W ratuszu miejskim w Oslo wręczono dziś tegoroczne Pokojowe Nagrody Nobla. Ceremonia ta była o tyle szczególna, bo odbyła się już po raz setny. W tym roku zaszczytne wyróżnienie otrzymali sekretarz generalny ONZ Kofi Annan oraz Organizacja Narodów Zjednoczonych jako całość. Nagrodę - czyli pamiątkowe dyplomy, medale oraz czek na 950 tysięcy dolarów wręczył król Norwegii Harald V.

"W dzisiejszym świecie prawdziwe granice przebiegają nie pomiędzy narodami, ale pomiędzy silnymi i bezbronnymi, wolnymi i ciemiężonymi, uprzywilejowanymi i upokorzonymi. W dzisiejszych czasach nie sposób zbudować ściany między kryzysem humanitarnym lub też wartości ludzkich w jakimś zakątku naszego globu, która oddzieliłaby go od kryzysu związanego ze sprawami bezpieczeństwa narodowego w innej części świata" - mówił Kofi Annan po otrzymaniu nagrody. Przemówienia w sali ratusza miejskiego w Oslo wysłuchali również laureaci poprzednich nagród pokojowych – w sumie było ich prawie 30. Mają oni uświetnić obchody stulecia przyznawania nagród Nobla. Przypomnijmy, że w 1983 roku otrzymał ją Lech Wałęsa. Jak podkreślają obserwatorzy, do Oslo nie przyjechali ani szef izraelskiej dyplomacji Szimon Peres, ani przywódca Autonomii Palestyńskiej Jaser Arafat, nagrodzeni przed siedmioma laty za opracowanie pokojowego dla Bliskiego Wschodu.

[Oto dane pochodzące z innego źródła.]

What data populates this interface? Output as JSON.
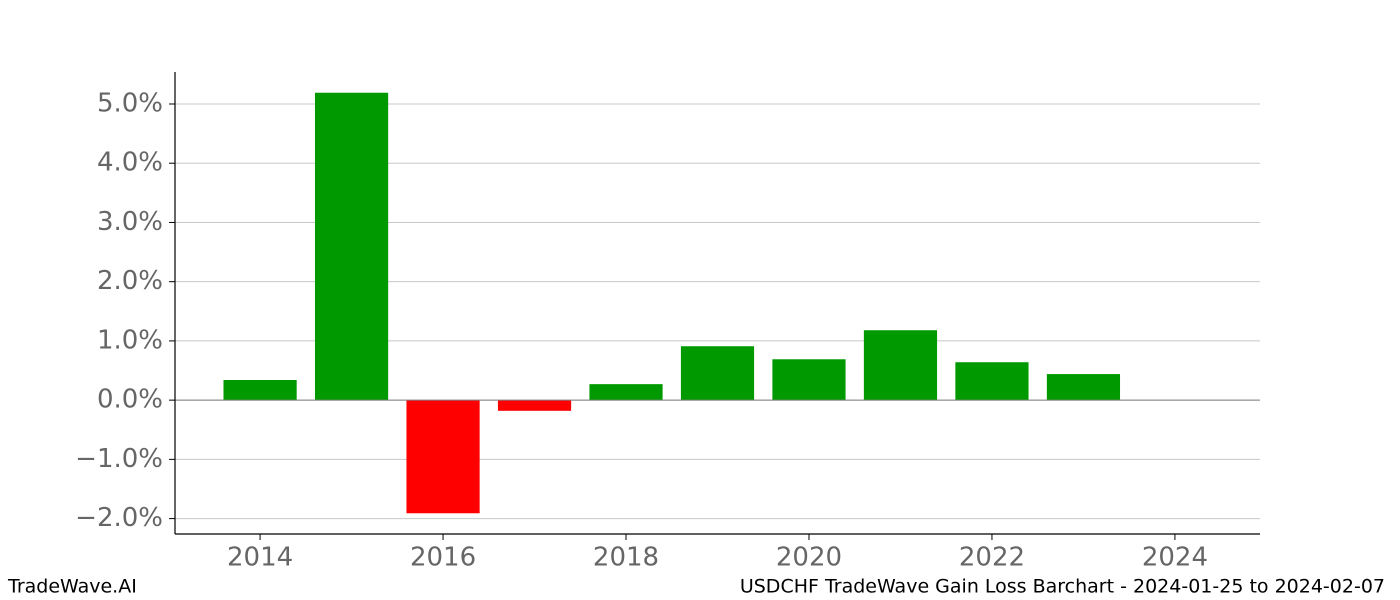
{
  "chart_data": {
    "type": "bar",
    "x": [
      2014,
      2015,
      2016,
      2017,
      2018,
      2019,
      2020,
      2021,
      2022,
      2023
    ],
    "values": [
      0.34,
      5.19,
      -1.91,
      -0.18,
      0.27,
      0.91,
      0.69,
      1.18,
      0.64,
      0.44
    ],
    "positive_color": "#009900",
    "negative_color": "#ff0000",
    "xlim": [
      2013.07,
      2024.93
    ],
    "xticks": [
      2014,
      2016,
      2018,
      2020,
      2022,
      2024
    ],
    "ylim": [
      -2.26,
      5.54
    ],
    "yticks": [
      {
        "value": -2,
        "label": "−2.0%"
      },
      {
        "value": -1,
        "label": "−1.0%"
      },
      {
        "value": 0,
        "label": "0.0%"
      },
      {
        "value": 1,
        "label": "1.0%"
      },
      {
        "value": 2,
        "label": "2.0%"
      },
      {
        "value": 3,
        "label": "3.0%"
      },
      {
        "value": 4,
        "label": "4.0%"
      },
      {
        "value": 5,
        "label": "5.0%"
      }
    ],
    "grid": true,
    "footer_left": "TradeWave.AI",
    "footer_right": "USDCHF TradeWave Gain Loss Barchart - 2024-01-25 to 2024-02-07"
  }
}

Zdaniem ekspertów ich nieobecność jest złą prognozą dotyczącą przyszłości tego rejonu świata.

Pokojową Nagrodę Nobla przyznaje Komitet Noblowski parlamentu norweskiego od 1901 roku. Po raz pierwszy został nią uhonorowany w 1901 roku Jean Szwajcar Henri Dunant, założyciel Międzynarodowego Komitetu Czerwonego Krzyża, inicjator Konwencji Genewskiej, i Francuz Frederic Passy - założyciel i przewodniczący pierwszego Francuskiego Stowarzyszenia Pokoju. W czasie I i II Wojny światowej przyznano tylko dwie nagrody – w obu przypadkach otrzymał je Międzynarodowy Komitet Czerwonego Krzyża, w 1917 i w 1944 roku. Rok temu został nią uhonorowany Kim Dae Dzung, prezydent Korei Południowej, za działalność w imię demokracji i praw człowieka w swoim kraju i w Azji Wschodniej, a w szczególności za starania o pokój i pojednanie z Koreą Północną.